A Promotoria da Infância e Juventude do Rio investiga o Vasco da Gama, um dos principais times de futebol do Estado, sob suspeita de exploração do trabalho infantil e de manter jovens em alojamentos precários.
A morte de um adolescente de 14 anos em uma peneira, em fevereiro do ano passado, revelou diversas irregularidades na categoria de base do clube, em Itaguaí, a 66 km do Rio. O local era mantido sem conhecimento do Ministério Público do Estado e só foi descoberto depois que o menino passou mal durante os testes. Na ocasião, não havia médico ou equipamentos para um atendimento de emergência.
O Vasco nega as acusações.
As investigações começaram em 2009, quando houve denúncias sobre as condições precárias às quais atletas mirins eram submetidos em São Cristóvão, o centro de treinamento oficial dos jovens.
Na época, 60 adolescentes foram encontrados em alojamentos inapropriados. Segundo a promotora Clisânger Ferreira Gonçalves, eles moravam debaixo da arquibancada do time, em um "ambiente improvisado, um quarto sem cortina, sem refrigeração, banheiro todo quebrado".
Gonçalves entrou com uma ação civil pública pedindo o fim da categoria de base caso o Vasco não adotasse uma série de providências. A Justiça acatou o pedido, e o clube fez algumas reformas, mas transferiu parte das atividades para Itaguaí sem informar as autoridades. "Os meninos eram submetidos a um esforço de treinamento em condições totalmente inadequadas."
Ao longo de três anos, houve acordos, e a situação melhorou, até que o Gonçalves descobriu a existência do campo de Itaguaí.
TRATAMENTO DESUMANO
As investigações apontaram que as crianças tinham um "tratamento desumano", segundo a promotora. Em conversas com Gonçalves, os meninos da categoria de base do Vasco contaram que nem água potável havia no campo de Itaguaí. "Eles estavam com medo de falar perto dos treinadores. Eles falaram: 'tia, aqui só tem uma coisa. Um sol para cada um'. Ou seja, treinavam sob forte sol e não se alimentavam."
Os menores eram levados diariamente para a cidade vizinha em ônibus precários. Muitos eram de outras regiões do país e não viam a família havia mais de dois anos. "É um trabalho infantil, ficou muito evidente. Esses meninos que não correspondiam ao esperado eram descartados com a escolarização comprometida. A escola que funcionava era dentro do Vasco da Gama. Então, havia a preocupação de essa escola estar servindo os interesses do próprio clube time."
OUTRO LADO
O Vasco disse que os menores não realizam trabalho, mas "desenvolvem uma atividades desportiva". O clube alega que não tem benefícios com os atletas amadores, que "têm a liberdade de optar por vincular-se ao clube que lhe aprouver, sendo absolutamente distinto do vínculo do atleta profissional, justamente por não possuir contrato de trabalho".

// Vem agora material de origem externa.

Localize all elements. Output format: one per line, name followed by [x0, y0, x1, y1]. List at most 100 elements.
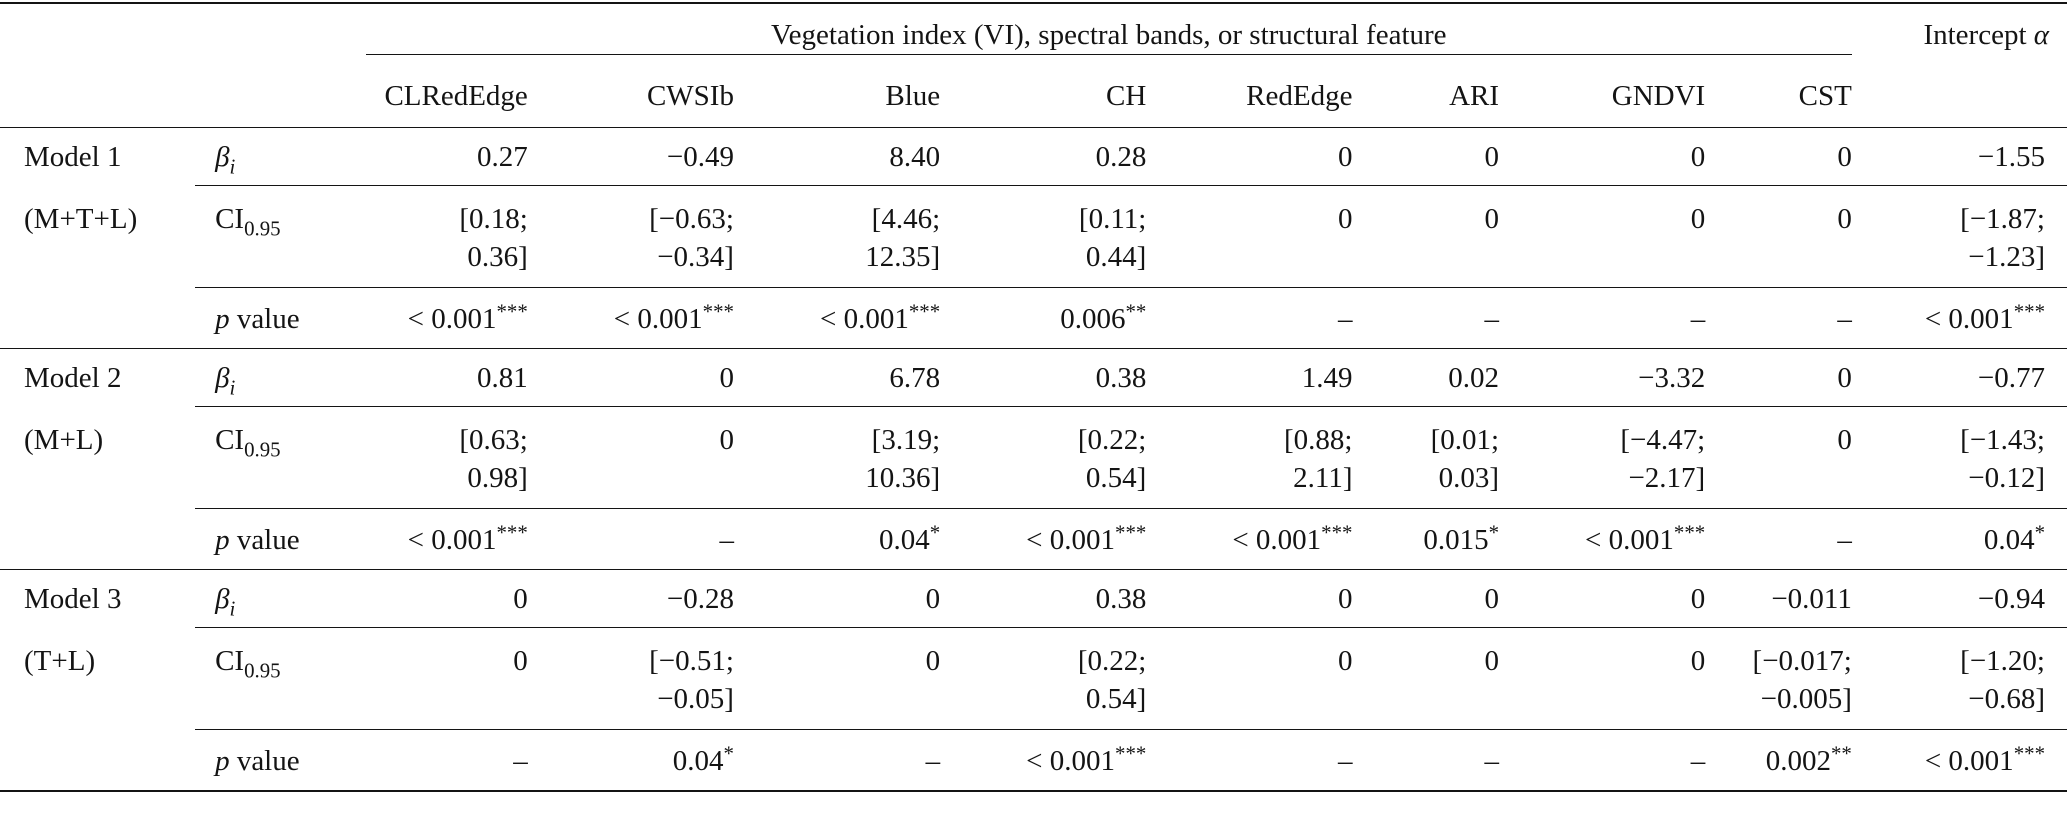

Em nota, o time disse que a denúncia do Ministério Público do Trabalho é "equivocada", pois "não há possibilidade de estabelecer vínculo trabalhista com atletas menores de 16 anos, (apesar da ser permitido em outras profissões). Segundo, porque não existe a figura do menor aprendiz. Existe apenas o atleta não profissional".
O clube diz ainda que não há idade mínima para se tornar um atleta, imposição legal para formalização de contrato de trabalho ou obrigatoriedade de bolsa-auxílio.
Em relação a Itaguaí, o Vasco diz que a mudança foi feita para melhoria dos alojamentos e treinamentos das categorias de base que aconteciam em São Cristóvão. "O Vasco, assim como vários outros clubes da primeira divisão, realizaram melhorias em seus alojamentos e campos de treino, acolhendo sugestões de diversos órgãos, entre eles o MPE [Ministério Público Estadual] e o MPT [Ministério Público do Trabalho]".
A nota também diz que o clube concluiu as reformas no centro de treinamento de Seropédica, a 77 km do Rio, que foi inaugurado há cinco meses após atender as exigências legais e da CBF. "Estamos recebendo o 'Certificado de Clube Formador' após termos cumprido todos os encargos obrigatórios para o recebimento do referido certificado, após fiscalização da Federação de Futebol do Estado do Rio de Janeiro."
Sobre a presença de médicos no campo onde o jovem morreu, o Vasco diz que prestou esclarecimentos à Justiça.